Badia a Passignano: the enchanted monastery
In the municipality of Tavarnelle Val di Pesa, set between the Chianti hills, stands a gigantic fortified monastic complex know as the Badia a Passignano. The monastery was founded by Benedictine monks in 1049 and can only be visited if you make a booking, but it really is worth it! The cloisters, refectory, kitchen, cells and church are exactly the same as they were in the Middle Ages and upon entry you’ll feel as though you’ve taken a trip back in time.

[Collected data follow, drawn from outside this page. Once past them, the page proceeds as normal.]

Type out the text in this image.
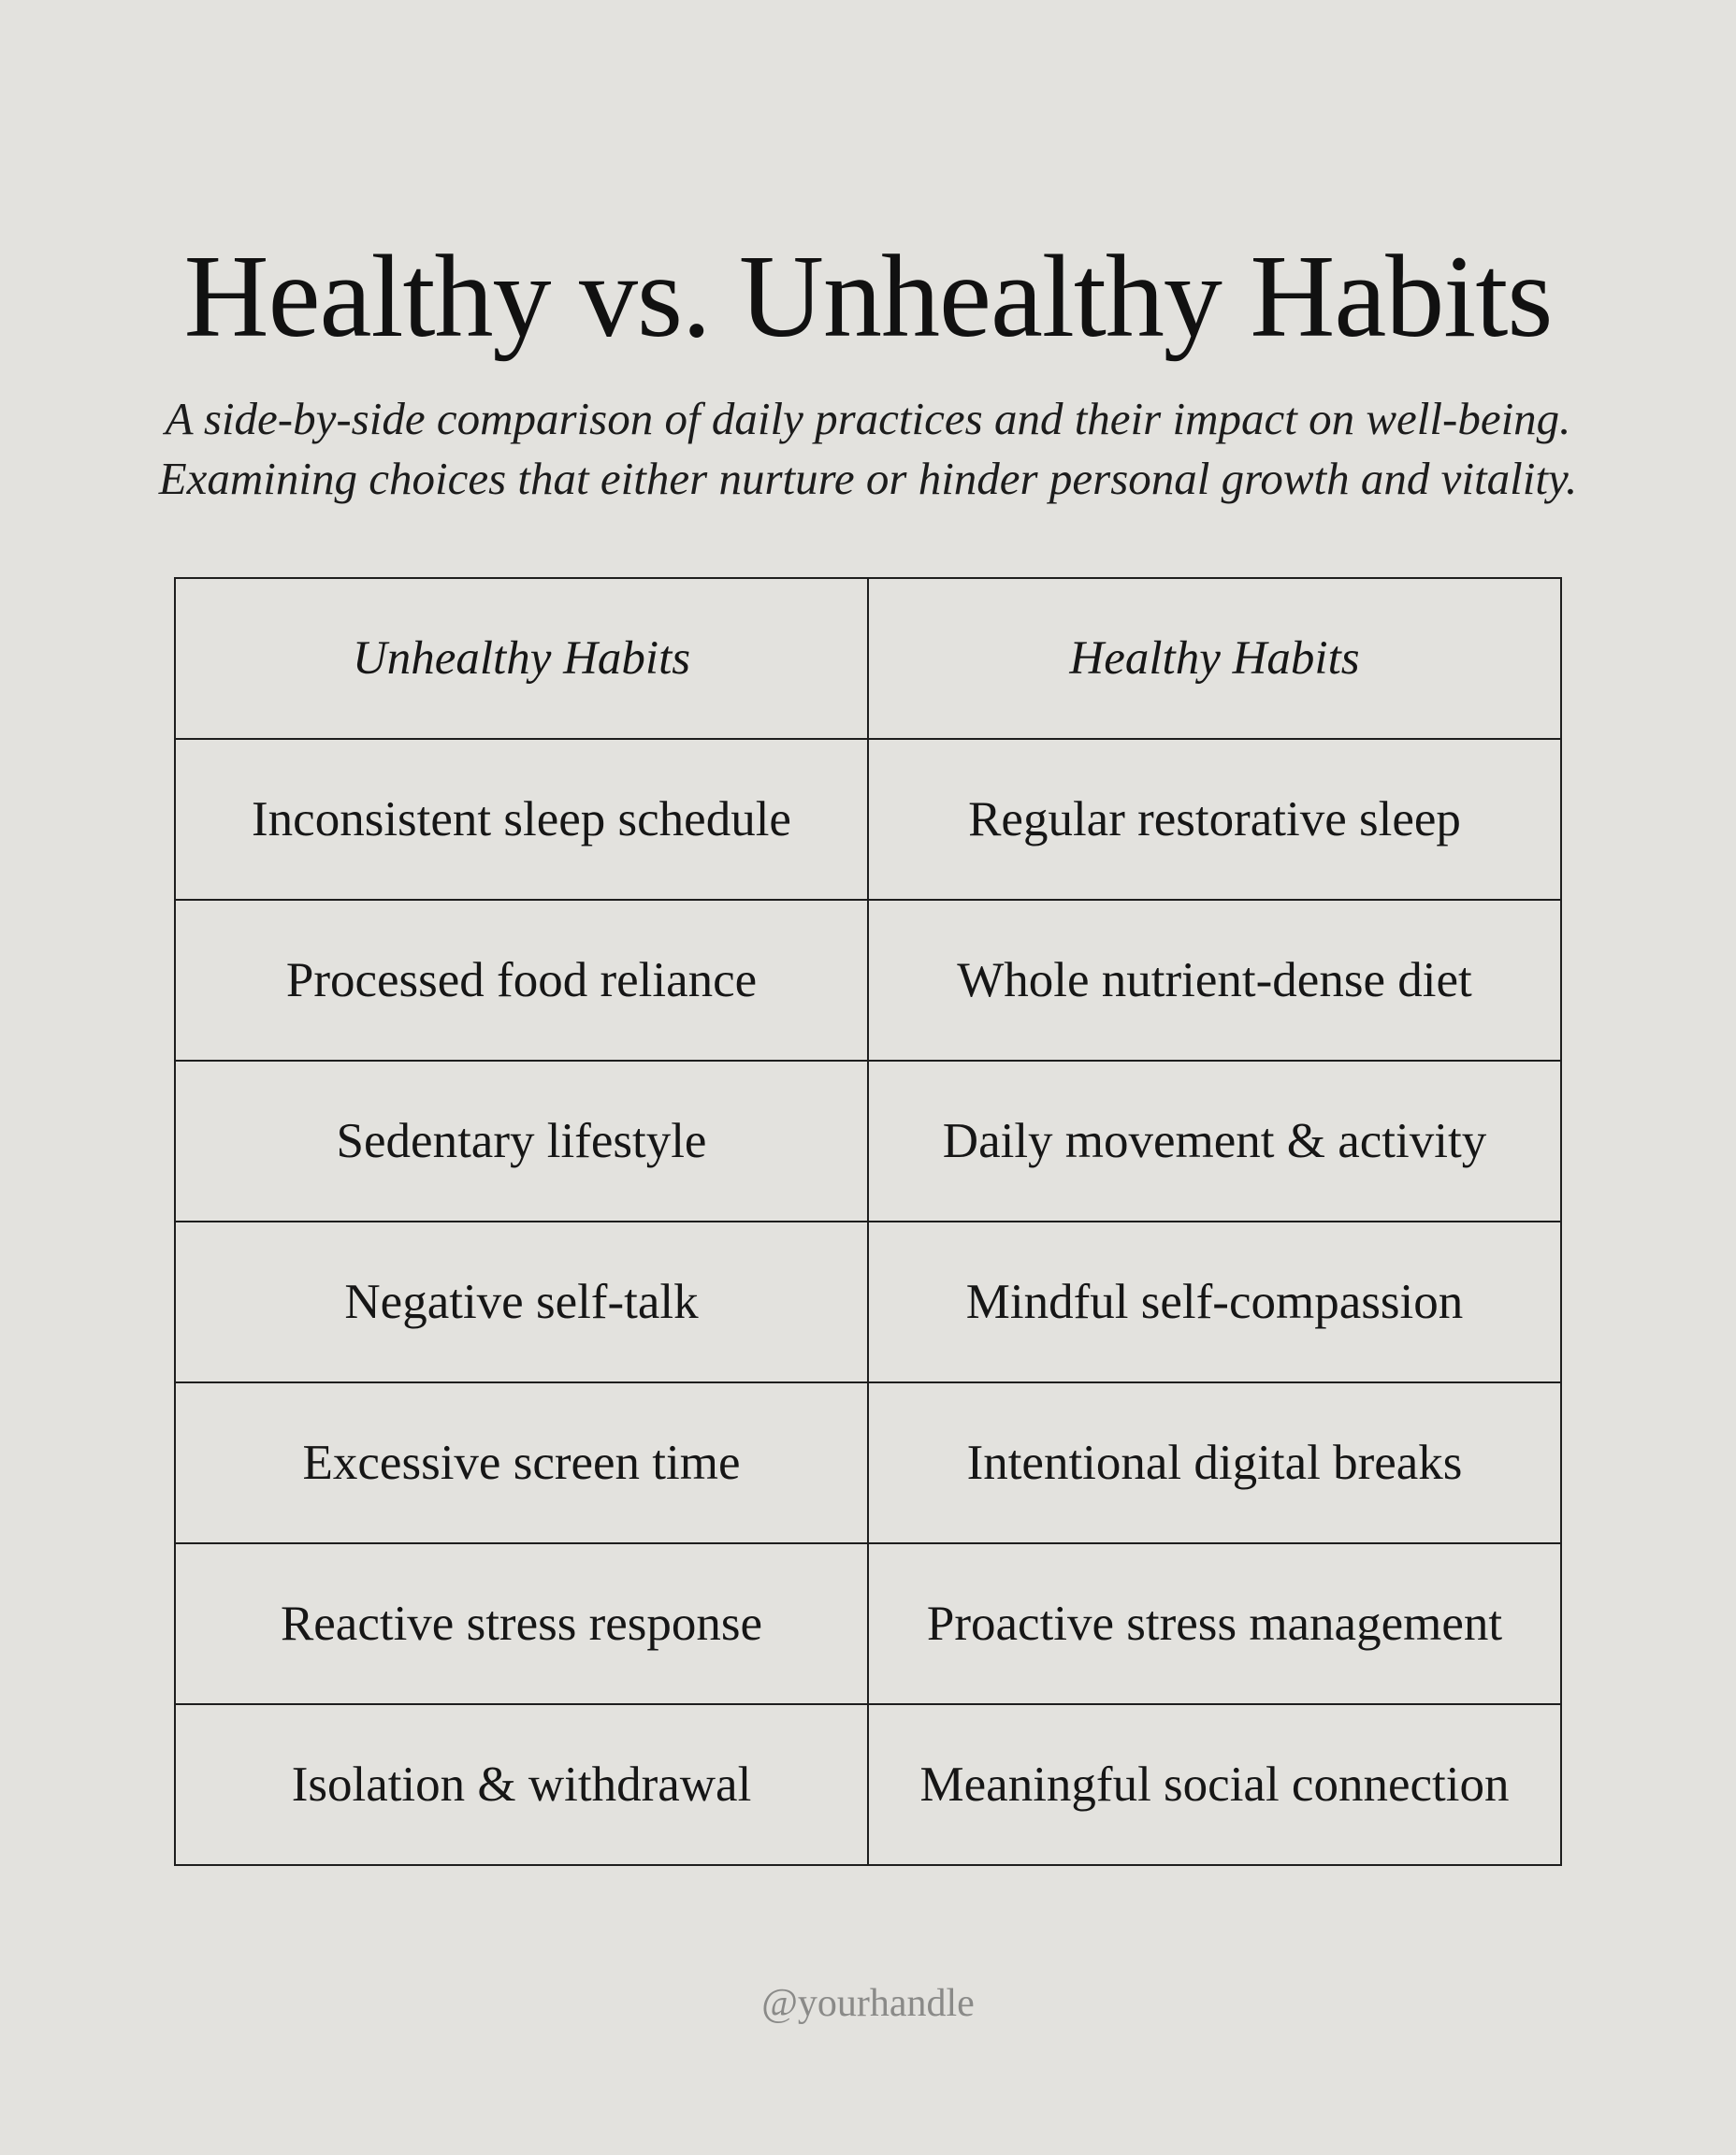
Healthy vs. Unhealthy Habits
A side-by-side comparison of daily practices and their impact on well-being.
Examining choices that either nurture or hinder personal growth and vitality.
Unhealthy Habits	Healthy Habits
Inconsistent sleep schedule	Regular restorative sleep
Processed food reliance	Whole nutrient-dense diet
Sedentary lifestyle	Daily movement & activity
Negative self-talk	Mindful self-compassion
Excessive screen time	Intentional digital breaks
Reactive stress response	Proactive stress management
Isolation & withdrawal	Meaningful social connection
@yourhandle
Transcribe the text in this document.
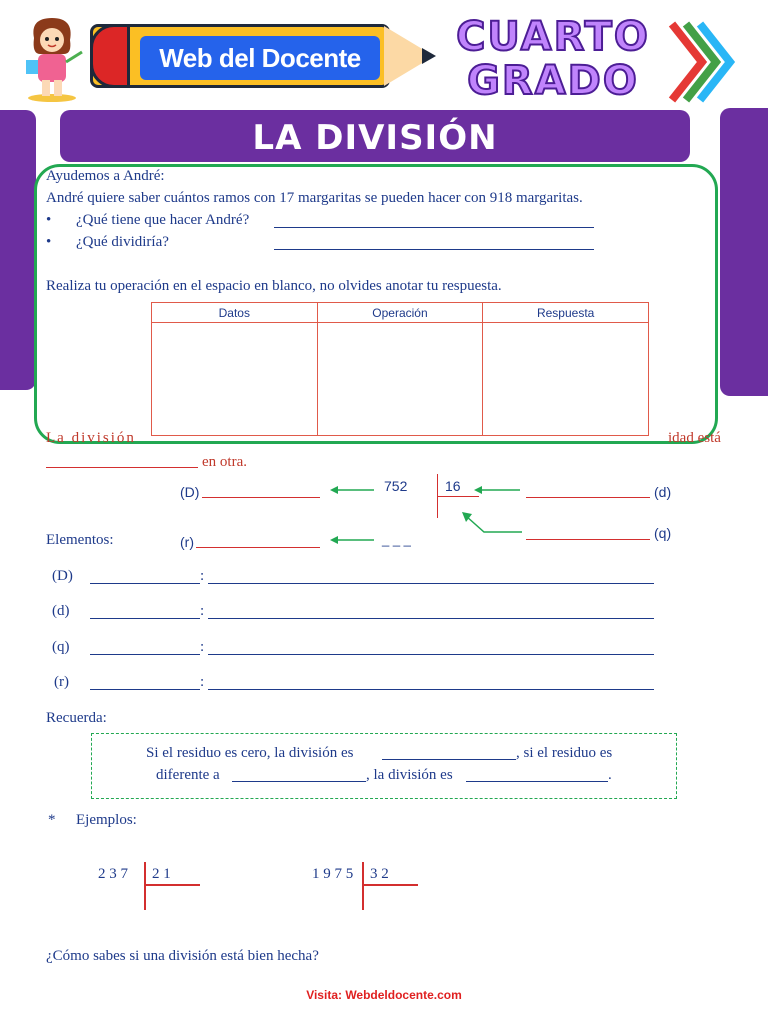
Web del Docente	CUARTO
GRADO
LA DIVISIÓN
Ayudemos a André:
André quiere saber cuántos ramos con 17 margaritas se pueden hacer con 918 margaritas.
• ¿Qué tiene que hacer André?
• ¿Qué dividiría?
Realiza tu operación en el espacio en blanco, no olvides anotar tu respuesta.
Datos	Operación	Respuesta

La división	idad está
en otra.
(D)	752	16	(d)
(q)
Elementos:	(r)	_ _ _
(D)	:
(d)	:
(q)	:
(r)	:
Recuerda:
Si el residuo es cero, la división es	, si el residuo es
diferente a	, la división es	.
* Ejemplos:
2 3 7 2 1	1 9 7 5 3 2
¿Cómo sabes si una división está bien hecha?
Visita: Webdeldocente.com
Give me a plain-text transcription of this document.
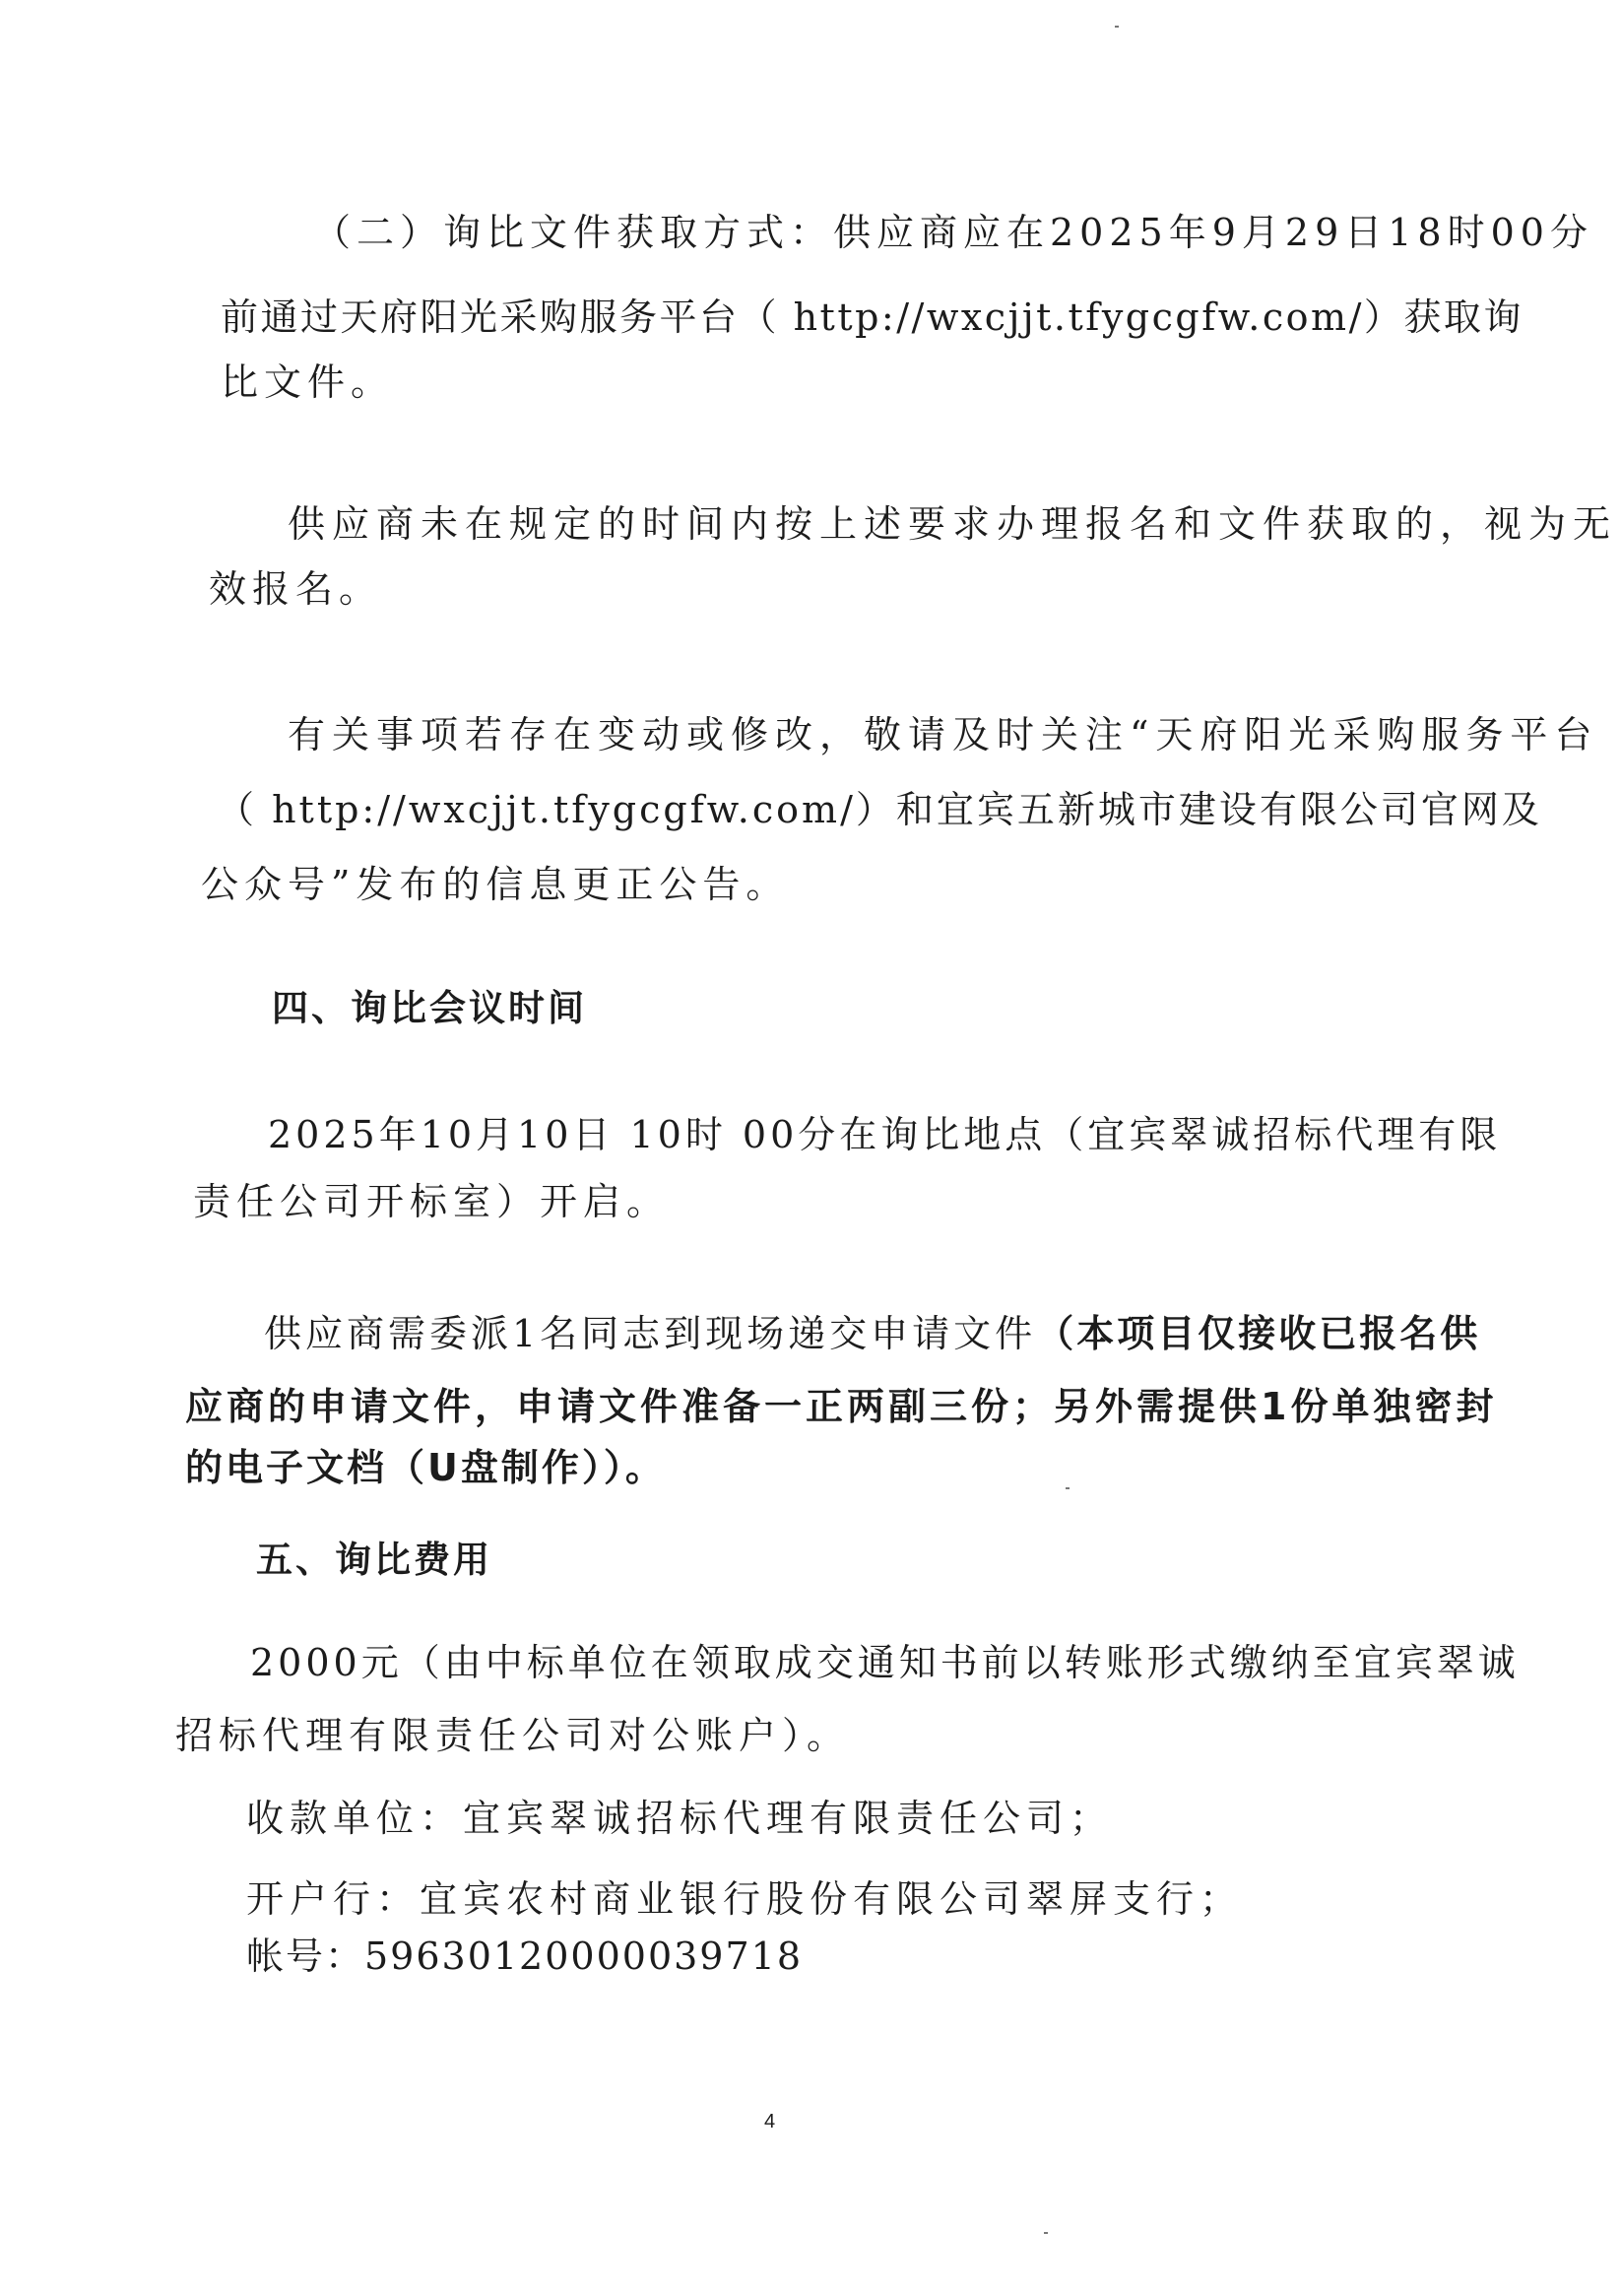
（二）询比文件获取方式：供应商应在2025年9月29日18时00分
前通过天府阳光采购服务平台（ http://wxcjjt.tfygcgfw.com/）获取询
比文件。
供应商未在规定的时间内按上述要求办理报名和文件获取的，视为无
效报名。
有关事项若存在变动或修改，敬请及时关注“天府阳光采购服务平台
（ http://wxcjjt.tfygcgfw.com/）和宜宾五新城市建设有限公司官网及
公众号”发布的信息更正公告。
四、询比会议时间
2025年10月10日 10时 00分在询比地点（宜宾翠诚招标代理有限
责任公司开标室）开启。
供应商需委派1名同志到现场递交申请文件（本项目仅接收已报名供
应商的申请文件，申请文件准备一正两副三份；另外需提供1份单独密封
的电子文档（U盘制作））。
五、询比费用
2000元（由中标单位在领取成交通知书前以转账形式缴纳至宜宾翠诚
招标代理有限责任公司对公账户）。
收款单位：宜宾翠诚招标代理有限责任公司；
开户行：宜宾农村商业银行股份有限公司翠屏支行；
帐号：59630120000039718
4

Volpaia and the fortified castle
As regards travelling thorough time, Volpaia is another place where everything seems to have stopped, in 1172 the year in which the little town was founded. It is in the municipality of Radda in Chianti, in the province of Siena, and it develops around a fortified castle which can still be visited today, in a strategic position right in the middle between Siena and Florence. This little village has retained all its medieval charm and magic.
Monteriggioni on the Via Francigena
One of the most popular towns, if not by name at least by sight, thanks to appearances in famous videogames and films (such as The Gladiator and The English Patient). It was originally a castle, built by the people of Siena in around the year 1200, in a strategic position on the Via Francigena, overlooking the Valle d’Elsa. For years it was fought over between the two Tuscan cities of Florence and Siena and was the site of a famous siege mentioned by Dante in his Divine Comedy. If you pass his way, we suggest you visit the weapons museum and the beautiful Romanesque churches.
Firenze cradle of the Renaissance
Florence is a magical city, where art and history meet. It has been visited by some of the greatest artists in history, such as Dante, Michelangelo, Giotto, Donatello, Brunelleschi and Leonardo da Vinci, all of whom have left traces of their passage: the fabulous Cathedral, Giotto’s bell tower, the Baptistery and all the works kept in the various museums, especially the Galleria degli Uffizi. The old part of Florence is not to be missed: with its characteristic streets, the Ponte Vecchio and the beautiful squares, it is place where time seems to have stood still, with a treasure hidden in every single corner.